Green hydrogen plant to decarbonize UK’s largest freight port
- The company will invest some 170 million euros in this facility, which will supply clean hydrogen to vehicles and machinery at the port of Felixtowe (England)
- The plant, which will be operational in 2026, will produce 14,000 tonnes of renewable H2 per year in the first phase and may double its capacity in the future
The Iberdrola group is planning to build a large green hydrogen plant at the port of Felixtowe (England) which, with an investment of some €170 million (£150 million), will contribute to the decarbonisation of the largest freight port in the United Kingdom.
The facility, which will be operational in 2026, will, in a first phase, have the capacity to produce 14,000 tonnes per year of renewable H2, which can be doubled in the future. The plant will supply hydrogen to vehicles and machinery used by the port and will be capable of fuelling up to 1,300 green hydrogen trucks. It will also be used to provide clean fuel for trains transporting goods to the port.
It will also have the potential to be used for the production of green ammonia or ethanol, which could provide clean fuels for shipping and create opportunities for export to other international markets.
The project – to be developed by ScottishPower, the group’s UK subsidiary, together with Hutchison Ports – is expected to be located on brownfield land within the port, similar in size to a football pitch.
The green hydrogen will be produced through an electrolyser that splits water into hydrogen and oxygen using electricity from renewable sources. The port of Felixtowe is located in the vicinity of the offshore wind farms that Iberdrola is developing in British North Sea waters. The company has already commissioned the 714 megawatt (MW) East Anglia ONE in this area and plans to build the East Anglia Hub offshore wind macro-complex, which will bring together three projects with a total installed capacity of 2,900 MW: East Anglia ONE North, East Anglia TWO and East Anglia THREE.

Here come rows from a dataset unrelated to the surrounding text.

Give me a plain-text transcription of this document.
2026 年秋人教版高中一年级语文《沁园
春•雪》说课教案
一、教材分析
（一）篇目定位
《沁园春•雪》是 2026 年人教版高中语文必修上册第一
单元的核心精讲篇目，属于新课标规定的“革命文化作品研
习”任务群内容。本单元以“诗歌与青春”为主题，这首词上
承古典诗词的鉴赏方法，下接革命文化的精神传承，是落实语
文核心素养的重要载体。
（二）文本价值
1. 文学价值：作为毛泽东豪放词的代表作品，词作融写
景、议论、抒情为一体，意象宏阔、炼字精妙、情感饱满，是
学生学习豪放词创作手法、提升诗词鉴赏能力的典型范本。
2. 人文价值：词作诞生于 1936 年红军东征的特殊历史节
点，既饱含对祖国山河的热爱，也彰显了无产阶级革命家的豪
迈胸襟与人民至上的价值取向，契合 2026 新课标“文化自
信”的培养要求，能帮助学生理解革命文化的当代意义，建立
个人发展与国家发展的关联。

DRIVER OF MAJOR GREEN HYDROGEN PROJECTS
The Iberdrola group is currently promoting the main green hydrogen projects in the United Kingdom, to which the plant at the port of Felixtowe has now been added.
In partnership with Storegga, the company will develop a project in Comarty, north of Inverness, which will enable the decarbonisation of distillery heating processes. In the first phase, which will come on stream from 2024, it will produce up to 4,000 tonnes per year, with the potential to expand to a total of 20,000 tonnes in the future.
In addition, Iberdrola will install a green hydrogen plant at its Whitelee wind farm outside Glasgow, capable of generating 3,000 tonnes of H2 per year, which will come on stream in 2023 and will be able to supply enough emission-free hydrogen to power up to 550 buses a day to and from Glasgow and Edinburgh. The project is supported by the UK government, which has committed more than €11 million (£9.4 million) from the Department for Business, Energy and Industrial Strategy’s (BEIS) energy innovation portfolio to its construction.
In its commitment to driving the energy transition, the Iberdrola group is leading the development of green hydrogen with more than 60 projects in eight countries (Spain, United Kingdom, Brazil, United States, among others) to respond to the needs of decarbonisation.
As it did with renewables 20 years ago, the company has once again pioneered the new technological challenge of producing and supplying green hydrogen. Iberdrola is thus at the forefront of this new renewable revolution, helping the hard-to-electrify industry to reduce its polluting emissions.
The group currently has a portfolio of green hydrogen projects that will require investments of 9 billion euros by 2030, with the objective of developing 400,000 tonnes/year of green hydrogen.
Among the projects promoted by the company, of note is the installation in Puertollano (Ciudad Real) of the largest green hydrogen plant for industrial use in Europe, capable of producing 3,000 tonnes of emission-free H2 per year, thanks to the use of renewable sources.